ARLINGTON, VA

-- A coalition says non-native insects and diseases threaten U.S. hardwoods forests due to an exemption allowing Canada to export in untreated wood crates.

The group, unusual in its mix of industrial interests and environmentalists, is urging the U.S. Department of Agriculture (USDA) to subject wood packaging material from Canada to the same requirements other countries must follow for this material before it can enter the country. Currently, the governments of the United States and Canada exempt each other from the requirements of the International Standard for Phytosanitary Measures #15, which requires that wood packaging – primarily crates, spools, and pallets – coming from other countries be treated to help prevent the spread of invasive insects and diseases to native trees and plants.

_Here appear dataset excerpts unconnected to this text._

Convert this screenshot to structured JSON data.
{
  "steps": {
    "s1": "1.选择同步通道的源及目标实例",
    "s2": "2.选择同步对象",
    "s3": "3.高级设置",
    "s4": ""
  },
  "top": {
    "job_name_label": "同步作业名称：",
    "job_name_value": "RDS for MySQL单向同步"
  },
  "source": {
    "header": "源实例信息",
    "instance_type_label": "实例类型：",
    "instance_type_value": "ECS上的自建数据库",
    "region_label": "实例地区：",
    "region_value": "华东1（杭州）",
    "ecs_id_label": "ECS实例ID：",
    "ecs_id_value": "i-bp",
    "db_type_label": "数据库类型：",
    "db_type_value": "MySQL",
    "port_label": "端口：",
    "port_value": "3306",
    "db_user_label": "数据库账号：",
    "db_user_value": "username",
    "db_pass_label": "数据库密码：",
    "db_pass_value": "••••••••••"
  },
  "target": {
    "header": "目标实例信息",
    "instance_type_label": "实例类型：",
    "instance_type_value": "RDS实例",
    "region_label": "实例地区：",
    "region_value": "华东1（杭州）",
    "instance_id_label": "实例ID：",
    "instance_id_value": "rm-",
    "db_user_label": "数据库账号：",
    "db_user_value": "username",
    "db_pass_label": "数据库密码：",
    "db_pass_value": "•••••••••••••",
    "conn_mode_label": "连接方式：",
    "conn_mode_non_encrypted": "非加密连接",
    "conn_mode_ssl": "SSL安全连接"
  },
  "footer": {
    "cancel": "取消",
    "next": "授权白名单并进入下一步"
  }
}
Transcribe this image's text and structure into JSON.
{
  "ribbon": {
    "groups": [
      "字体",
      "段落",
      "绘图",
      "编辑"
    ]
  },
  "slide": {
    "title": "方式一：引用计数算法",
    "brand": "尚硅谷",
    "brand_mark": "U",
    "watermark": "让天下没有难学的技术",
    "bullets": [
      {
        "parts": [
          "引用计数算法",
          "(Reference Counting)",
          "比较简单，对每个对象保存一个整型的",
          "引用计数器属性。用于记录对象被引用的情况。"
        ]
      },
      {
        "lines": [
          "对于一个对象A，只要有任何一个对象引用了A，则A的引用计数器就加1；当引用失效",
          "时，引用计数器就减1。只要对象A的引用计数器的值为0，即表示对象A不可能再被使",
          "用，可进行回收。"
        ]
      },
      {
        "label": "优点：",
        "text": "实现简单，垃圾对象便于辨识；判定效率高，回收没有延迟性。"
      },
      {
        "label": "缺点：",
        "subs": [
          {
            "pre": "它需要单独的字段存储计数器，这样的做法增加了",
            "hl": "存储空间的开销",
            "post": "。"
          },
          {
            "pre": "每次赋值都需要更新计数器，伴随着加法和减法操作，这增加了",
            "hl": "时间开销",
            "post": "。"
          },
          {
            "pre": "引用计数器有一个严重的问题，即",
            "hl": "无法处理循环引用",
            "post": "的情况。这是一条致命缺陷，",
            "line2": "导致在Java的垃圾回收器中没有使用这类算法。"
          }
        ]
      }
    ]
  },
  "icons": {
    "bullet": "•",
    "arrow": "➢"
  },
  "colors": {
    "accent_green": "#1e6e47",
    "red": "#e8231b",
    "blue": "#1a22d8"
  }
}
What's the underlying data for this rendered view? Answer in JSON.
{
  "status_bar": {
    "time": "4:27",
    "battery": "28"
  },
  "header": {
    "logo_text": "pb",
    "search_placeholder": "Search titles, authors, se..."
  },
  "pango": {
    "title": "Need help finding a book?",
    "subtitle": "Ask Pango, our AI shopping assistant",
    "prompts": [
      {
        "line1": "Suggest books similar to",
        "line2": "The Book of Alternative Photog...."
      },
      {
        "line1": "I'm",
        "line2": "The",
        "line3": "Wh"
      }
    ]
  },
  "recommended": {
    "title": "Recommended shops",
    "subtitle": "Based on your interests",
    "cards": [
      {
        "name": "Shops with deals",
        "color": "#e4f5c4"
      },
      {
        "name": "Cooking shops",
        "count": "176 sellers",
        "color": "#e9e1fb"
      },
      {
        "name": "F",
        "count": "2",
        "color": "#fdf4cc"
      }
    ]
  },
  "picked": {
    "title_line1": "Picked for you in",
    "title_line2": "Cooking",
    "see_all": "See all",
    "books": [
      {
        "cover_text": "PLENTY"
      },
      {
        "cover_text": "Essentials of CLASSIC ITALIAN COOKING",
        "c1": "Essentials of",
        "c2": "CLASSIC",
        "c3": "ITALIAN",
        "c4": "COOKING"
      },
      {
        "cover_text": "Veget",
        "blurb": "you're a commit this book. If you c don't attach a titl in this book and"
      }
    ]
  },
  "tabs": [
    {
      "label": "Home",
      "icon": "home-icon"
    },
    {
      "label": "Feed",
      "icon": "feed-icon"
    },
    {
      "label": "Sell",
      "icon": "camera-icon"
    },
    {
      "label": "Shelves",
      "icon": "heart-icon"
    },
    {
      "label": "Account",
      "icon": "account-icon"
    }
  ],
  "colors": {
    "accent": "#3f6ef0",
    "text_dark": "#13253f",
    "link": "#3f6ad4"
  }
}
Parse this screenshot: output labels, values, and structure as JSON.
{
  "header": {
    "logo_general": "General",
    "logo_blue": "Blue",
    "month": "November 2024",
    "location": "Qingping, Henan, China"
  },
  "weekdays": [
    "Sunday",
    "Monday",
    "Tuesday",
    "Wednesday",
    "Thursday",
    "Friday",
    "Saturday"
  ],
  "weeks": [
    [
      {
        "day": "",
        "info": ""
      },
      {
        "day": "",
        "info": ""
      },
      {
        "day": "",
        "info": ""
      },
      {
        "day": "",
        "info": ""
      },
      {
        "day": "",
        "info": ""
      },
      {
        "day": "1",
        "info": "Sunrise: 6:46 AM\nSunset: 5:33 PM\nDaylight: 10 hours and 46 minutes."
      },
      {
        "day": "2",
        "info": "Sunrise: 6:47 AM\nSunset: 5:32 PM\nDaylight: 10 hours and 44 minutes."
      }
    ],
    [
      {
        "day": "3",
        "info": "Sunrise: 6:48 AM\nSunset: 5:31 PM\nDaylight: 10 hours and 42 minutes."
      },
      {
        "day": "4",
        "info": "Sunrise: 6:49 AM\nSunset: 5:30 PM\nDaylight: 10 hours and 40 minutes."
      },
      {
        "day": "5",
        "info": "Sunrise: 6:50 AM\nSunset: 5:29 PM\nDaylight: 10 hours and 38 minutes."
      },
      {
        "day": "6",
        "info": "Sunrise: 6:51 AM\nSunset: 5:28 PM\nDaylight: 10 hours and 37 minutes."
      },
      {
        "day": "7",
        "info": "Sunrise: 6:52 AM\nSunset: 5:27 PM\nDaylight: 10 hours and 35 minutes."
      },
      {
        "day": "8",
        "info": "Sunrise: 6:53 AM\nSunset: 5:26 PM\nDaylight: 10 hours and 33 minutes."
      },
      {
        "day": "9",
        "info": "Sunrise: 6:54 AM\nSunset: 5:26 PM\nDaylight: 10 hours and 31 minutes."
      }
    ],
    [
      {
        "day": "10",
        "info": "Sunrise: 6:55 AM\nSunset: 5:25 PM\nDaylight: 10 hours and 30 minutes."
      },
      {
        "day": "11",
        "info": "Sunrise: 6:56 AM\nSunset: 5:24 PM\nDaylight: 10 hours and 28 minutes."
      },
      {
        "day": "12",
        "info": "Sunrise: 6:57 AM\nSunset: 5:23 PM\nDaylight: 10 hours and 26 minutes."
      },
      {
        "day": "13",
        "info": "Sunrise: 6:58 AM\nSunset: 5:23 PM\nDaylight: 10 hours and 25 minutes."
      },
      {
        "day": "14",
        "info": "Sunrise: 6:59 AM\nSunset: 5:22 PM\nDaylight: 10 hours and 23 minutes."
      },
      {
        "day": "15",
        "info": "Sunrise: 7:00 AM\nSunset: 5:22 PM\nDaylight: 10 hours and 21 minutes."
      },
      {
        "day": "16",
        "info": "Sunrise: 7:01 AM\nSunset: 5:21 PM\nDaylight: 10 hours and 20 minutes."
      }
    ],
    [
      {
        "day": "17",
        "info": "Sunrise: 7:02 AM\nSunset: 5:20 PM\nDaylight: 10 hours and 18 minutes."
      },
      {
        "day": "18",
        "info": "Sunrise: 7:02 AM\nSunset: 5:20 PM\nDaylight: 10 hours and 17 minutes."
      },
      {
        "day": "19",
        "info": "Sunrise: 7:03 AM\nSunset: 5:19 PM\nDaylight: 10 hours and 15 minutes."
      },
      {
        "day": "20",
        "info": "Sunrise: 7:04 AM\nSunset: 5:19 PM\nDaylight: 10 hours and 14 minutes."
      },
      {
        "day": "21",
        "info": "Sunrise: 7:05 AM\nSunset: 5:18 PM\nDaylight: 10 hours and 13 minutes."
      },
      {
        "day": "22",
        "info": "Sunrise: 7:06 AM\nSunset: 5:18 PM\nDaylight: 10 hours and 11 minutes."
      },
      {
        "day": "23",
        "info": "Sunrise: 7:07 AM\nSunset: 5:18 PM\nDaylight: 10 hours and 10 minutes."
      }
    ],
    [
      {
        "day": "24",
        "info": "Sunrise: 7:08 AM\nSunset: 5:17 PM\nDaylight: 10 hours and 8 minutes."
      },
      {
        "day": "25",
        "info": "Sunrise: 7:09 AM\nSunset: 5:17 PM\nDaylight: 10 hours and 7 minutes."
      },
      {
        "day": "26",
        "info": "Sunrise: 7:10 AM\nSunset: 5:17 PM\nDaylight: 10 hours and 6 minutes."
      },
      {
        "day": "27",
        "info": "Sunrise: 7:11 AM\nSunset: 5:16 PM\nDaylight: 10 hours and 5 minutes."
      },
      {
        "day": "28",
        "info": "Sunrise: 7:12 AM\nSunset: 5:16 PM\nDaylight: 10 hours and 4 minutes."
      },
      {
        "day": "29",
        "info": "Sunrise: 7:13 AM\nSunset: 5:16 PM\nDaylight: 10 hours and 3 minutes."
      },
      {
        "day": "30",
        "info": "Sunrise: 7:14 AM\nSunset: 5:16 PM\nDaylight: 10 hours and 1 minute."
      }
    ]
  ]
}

The USDA is considering amending the regulations for importation of unmanufactured wood articles, to remove Canada's exemption. If that happens, Canada is expected to follow suit because of the threat of non-native insects and diseases that could arrive on the wood packaging from the U.S.

"Our industry is very supportive of any measures that will prevent the spread of invasive pests through the movement of goods in wood packaging," said Tom Searles of the American Lumber Standards Committee.

Canada has some introduced pests, such as the brown spruce longhorned beetle, that are not yet found in the U.S., which could arrive on untreated wood packaging. Both countries have existing populations of introduced Eurasian species whose infestations have been limited to certain areas of both countries, and untreated wood packaging could lead to more widespread introductions of these pests.

The Asian longhorned beetle, currently established in areas of the Northeast and responsible for the removal of 30,000 trees in Worcester, MA alone, arrived in the U.S. in wood packaging. The emerald ash borer, responsible for the death or decline of tens of millions of ash trees in 14 states in the Midwest and Northeast also most likely arrived in this country in wood packaging. A pathogen that has been introduced to the Unites States due to wood packaging is laurel wilt disease, brought by the ambrosia beetle, which is native to Asia.